Rule 410 plays a crucial role in promoting plea negotiations by at the same time encouraging and protecting free plea dialogue between the accused and the government. United States v. Robertson, 582 F.2d 1356, 1366 (5th Cir.1978). To promote discussion inquiry must focus on the accused’s perceptions.2 See United States v. O’Brien, 618 F.2d 1234, 1240-41 (7th Cir.1980), cert. denied, 449 U.S. 858, 101 S.Ct. 157, 66 L.Ed.2d 73 (1980); United States v. Geders, 585 F.2d 1303, 1305 (5th Cir.1978), cert. denied 441 U.S. 922, 99 S.Ct. 2031, 60 L.Ed.2d 396 (1979); Robertson, 582 F.2d at 1366; United States v. Herman, 544 F.2d 791, 796-97 (5th Cir.1977). Whether a statement ought to be excluded under Rule 410 depends on whether the discussion in which the statement was uttered may properly be characterized as a plea negotiation. This is a question of fact and turns on the circumstances of each case. Robertson, 582 F.2d at 1366.

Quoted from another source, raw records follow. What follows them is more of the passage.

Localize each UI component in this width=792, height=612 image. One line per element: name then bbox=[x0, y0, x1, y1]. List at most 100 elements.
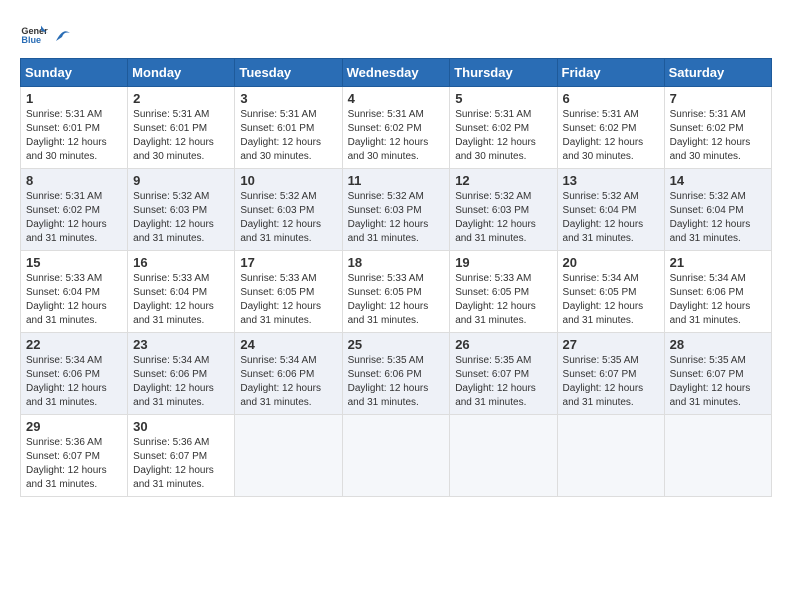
header: General Blue bbox=[20, 20, 772, 48]
daylight-label: Daylight: 12 hours and 31 minutes. bbox=[455, 219, 536, 244]
calendar-table: SundayMondayTuesdayWednesdayThursdayFrid… bbox=[20, 58, 772, 497]
day-number: 29 bbox=[26, 419, 122, 434]
day-number: 28 bbox=[670, 337, 766, 352]
day-number: 26 bbox=[455, 337, 551, 352]
sunset-label: Sunset: 6:06 PM bbox=[133, 369, 207, 380]
day-number: 25 bbox=[348, 337, 445, 352]
calendar-cell: 8 Sunrise: 5:31 AM Sunset: 6:02 PM Dayli… bbox=[21, 169, 128, 251]
sunset-label: Sunset: 6:04 PM bbox=[133, 287, 207, 298]
day-number: 12 bbox=[455, 173, 551, 188]
day-number: 20 bbox=[563, 255, 659, 270]
sunset-label: Sunset: 6:07 PM bbox=[455, 369, 529, 380]
day-info: Sunrise: 5:35 AM Sunset: 6:07 PM Dayligh… bbox=[563, 354, 659, 410]
daylight-label: Daylight: 12 hours and 31 minutes. bbox=[563, 301, 644, 326]
sunset-label: Sunset: 6:03 PM bbox=[133, 205, 207, 216]
calendar-header-thursday: Thursday bbox=[450, 59, 557, 87]
daylight-label: Daylight: 12 hours and 31 minutes. bbox=[133, 465, 214, 490]
sunrise-label: Sunrise: 5:31 AM bbox=[26, 191, 102, 202]
sunset-label: Sunset: 6:03 PM bbox=[348, 205, 422, 216]
daylight-label: Daylight: 12 hours and 30 minutes. bbox=[670, 137, 751, 162]
sunrise-label: Sunrise: 5:36 AM bbox=[26, 437, 102, 448]
day-info: Sunrise: 5:34 AM Sunset: 6:06 PM Dayligh… bbox=[670, 272, 766, 328]
sunrise-label: Sunrise: 5:35 AM bbox=[563, 355, 639, 366]
sunset-label: Sunset: 6:05 PM bbox=[240, 287, 314, 298]
sunrise-label: Sunrise: 5:31 AM bbox=[26, 109, 102, 120]
sunset-label: Sunset: 6:06 PM bbox=[670, 287, 744, 298]
day-info: Sunrise: 5:32 AM Sunset: 6:04 PM Dayligh… bbox=[670, 190, 766, 246]
sunrise-label: Sunrise: 5:31 AM bbox=[670, 109, 746, 120]
sunrise-label: Sunrise: 5:32 AM bbox=[563, 191, 639, 202]
sunrise-label: Sunrise: 5:33 AM bbox=[240, 273, 316, 284]
day-number: 5 bbox=[455, 91, 551, 106]
calendar-cell: 23 Sunrise: 5:34 AM Sunset: 6:06 PM Dayl… bbox=[128, 333, 235, 415]
sunset-label: Sunset: 6:04 PM bbox=[563, 205, 637, 216]
daylight-label: Daylight: 12 hours and 31 minutes. bbox=[133, 301, 214, 326]
daylight-label: Daylight: 12 hours and 31 minutes. bbox=[563, 383, 644, 408]
calendar-cell bbox=[557, 415, 664, 497]
day-number: 16 bbox=[133, 255, 229, 270]
day-info: Sunrise: 5:33 AM Sunset: 6:05 PM Dayligh… bbox=[348, 272, 445, 328]
calendar-cell: 25 Sunrise: 5:35 AM Sunset: 6:06 PM Dayl… bbox=[342, 333, 450, 415]
daylight-label: Daylight: 12 hours and 31 minutes. bbox=[26, 219, 107, 244]
calendar-header-sunday: Sunday bbox=[21, 59, 128, 87]
day-info: Sunrise: 5:33 AM Sunset: 6:05 PM Dayligh… bbox=[455, 272, 551, 328]
daylight-label: Daylight: 12 hours and 31 minutes. bbox=[240, 301, 321, 326]
sunrise-label: Sunrise: 5:33 AM bbox=[455, 273, 531, 284]
calendar-cell: 7 Sunrise: 5:31 AM Sunset: 6:02 PM Dayli… bbox=[664, 87, 771, 169]
calendar-header-friday: Friday bbox=[557, 59, 664, 87]
sunset-label: Sunset: 6:07 PM bbox=[670, 369, 744, 380]
sunset-label: Sunset: 6:07 PM bbox=[26, 451, 100, 462]
calendar-cell: 17 Sunrise: 5:33 AM Sunset: 6:05 PM Dayl… bbox=[235, 251, 342, 333]
daylight-label: Daylight: 12 hours and 31 minutes. bbox=[670, 219, 751, 244]
sunset-label: Sunset: 6:02 PM bbox=[563, 123, 637, 134]
day-info: Sunrise: 5:32 AM Sunset: 6:03 PM Dayligh… bbox=[240, 190, 336, 246]
logo-icon: General Blue bbox=[20, 20, 48, 48]
logo-bird-icon bbox=[54, 23, 72, 45]
sunrise-label: Sunrise: 5:31 AM bbox=[348, 109, 424, 120]
day-info: Sunrise: 5:31 AM Sunset: 6:02 PM Dayligh… bbox=[563, 108, 659, 164]
sunset-label: Sunset: 6:04 PM bbox=[670, 205, 744, 216]
sunset-label: Sunset: 6:02 PM bbox=[26, 205, 100, 216]
calendar-cell: 1 Sunrise: 5:31 AM Sunset: 6:01 PM Dayli… bbox=[21, 87, 128, 169]
day-info: Sunrise: 5:32 AM Sunset: 6:04 PM Dayligh… bbox=[563, 190, 659, 246]
day-info: Sunrise: 5:34 AM Sunset: 6:06 PM Dayligh… bbox=[133, 354, 229, 410]
calendar-cell: 10 Sunrise: 5:32 AM Sunset: 6:03 PM Dayl… bbox=[235, 169, 342, 251]
calendar-cell: 16 Sunrise: 5:33 AM Sunset: 6:04 PM Dayl… bbox=[128, 251, 235, 333]
daylight-label: Daylight: 12 hours and 31 minutes. bbox=[26, 383, 107, 408]
day-info: Sunrise: 5:35 AM Sunset: 6:07 PM Dayligh… bbox=[455, 354, 551, 410]
sunrise-label: Sunrise: 5:35 AM bbox=[348, 355, 424, 366]
daylight-label: Daylight: 12 hours and 31 minutes. bbox=[348, 301, 429, 326]
daylight-label: Daylight: 12 hours and 31 minutes. bbox=[240, 219, 321, 244]
sunrise-label: Sunrise: 5:33 AM bbox=[348, 273, 424, 284]
day-number: 14 bbox=[670, 173, 766, 188]
calendar-week-row: 8 Sunrise: 5:31 AM Sunset: 6:02 PM Dayli… bbox=[21, 169, 772, 251]
day-number: 17 bbox=[240, 255, 336, 270]
day-number: 30 bbox=[133, 419, 229, 434]
day-info: Sunrise: 5:31 AM Sunset: 6:01 PM Dayligh… bbox=[133, 108, 229, 164]
calendar-cell bbox=[235, 415, 342, 497]
sunrise-label: Sunrise: 5:36 AM bbox=[133, 437, 209, 448]
day-info: Sunrise: 5:32 AM Sunset: 6:03 PM Dayligh… bbox=[455, 190, 551, 246]
daylight-label: Daylight: 12 hours and 31 minutes. bbox=[26, 465, 107, 490]
day-info: Sunrise: 5:36 AM Sunset: 6:07 PM Dayligh… bbox=[26, 436, 122, 492]
sunset-label: Sunset: 6:03 PM bbox=[240, 205, 314, 216]
calendar-week-row: 22 Sunrise: 5:34 AM Sunset: 6:06 PM Dayl… bbox=[21, 333, 772, 415]
daylight-label: Daylight: 12 hours and 30 minutes. bbox=[563, 137, 644, 162]
daylight-label: Daylight: 12 hours and 31 minutes. bbox=[563, 219, 644, 244]
calendar-header-row: SundayMondayTuesdayWednesdayThursdayFrid… bbox=[21, 59, 772, 87]
daylight-label: Daylight: 12 hours and 30 minutes. bbox=[133, 137, 214, 162]
calendar-cell: 22 Sunrise: 5:34 AM Sunset: 6:06 PM Dayl… bbox=[21, 333, 128, 415]
sunset-label: Sunset: 6:05 PM bbox=[455, 287, 529, 298]
day-number: 22 bbox=[26, 337, 122, 352]
day-number: 1 bbox=[26, 91, 122, 106]
sunset-label: Sunset: 6:05 PM bbox=[348, 287, 422, 298]
sunrise-label: Sunrise: 5:34 AM bbox=[563, 273, 639, 284]
sunrise-label: Sunrise: 5:35 AM bbox=[455, 355, 531, 366]
day-info: Sunrise: 5:31 AM Sunset: 6:02 PM Dayligh… bbox=[26, 190, 122, 246]
day-info: Sunrise: 5:31 AM Sunset: 6:01 PM Dayligh… bbox=[240, 108, 336, 164]
daylight-label: Daylight: 12 hours and 31 minutes. bbox=[133, 383, 214, 408]
calendar-cell: 3 Sunrise: 5:31 AM Sunset: 6:01 PM Dayli… bbox=[235, 87, 342, 169]
day-number: 13 bbox=[563, 173, 659, 188]
daylight-label: Daylight: 12 hours and 31 minutes. bbox=[26, 301, 107, 326]
day-info: Sunrise: 5:31 AM Sunset: 6:02 PM Dayligh… bbox=[455, 108, 551, 164]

We think that the best way of determining whether a discussion should be characterized as a plea negotiation is for the trial court to consider carefully the totality of the circumstances in each case, employing the two-tier analysis formulated in United States v. Robertson, 582 F.2d at 1366:

The trial court must ... determine, first, whether the accused exhibited an actual subjective expectation to negotiate a plea at the time of the discussion, and, second, whether the accused’s expectation was reasonable given the totality of the circumstances.

The first tier of this analysis encourages and protects the expectation of an accused who attempts to negotiate a plea. Id. at 1367. The second tier serves as a check on an accused’s after-the-fact assertions regarding his prior subjective mental state. Id.

The trial court here found that the defendant was acting pro se and had a subjective expectation of negotiating a plea.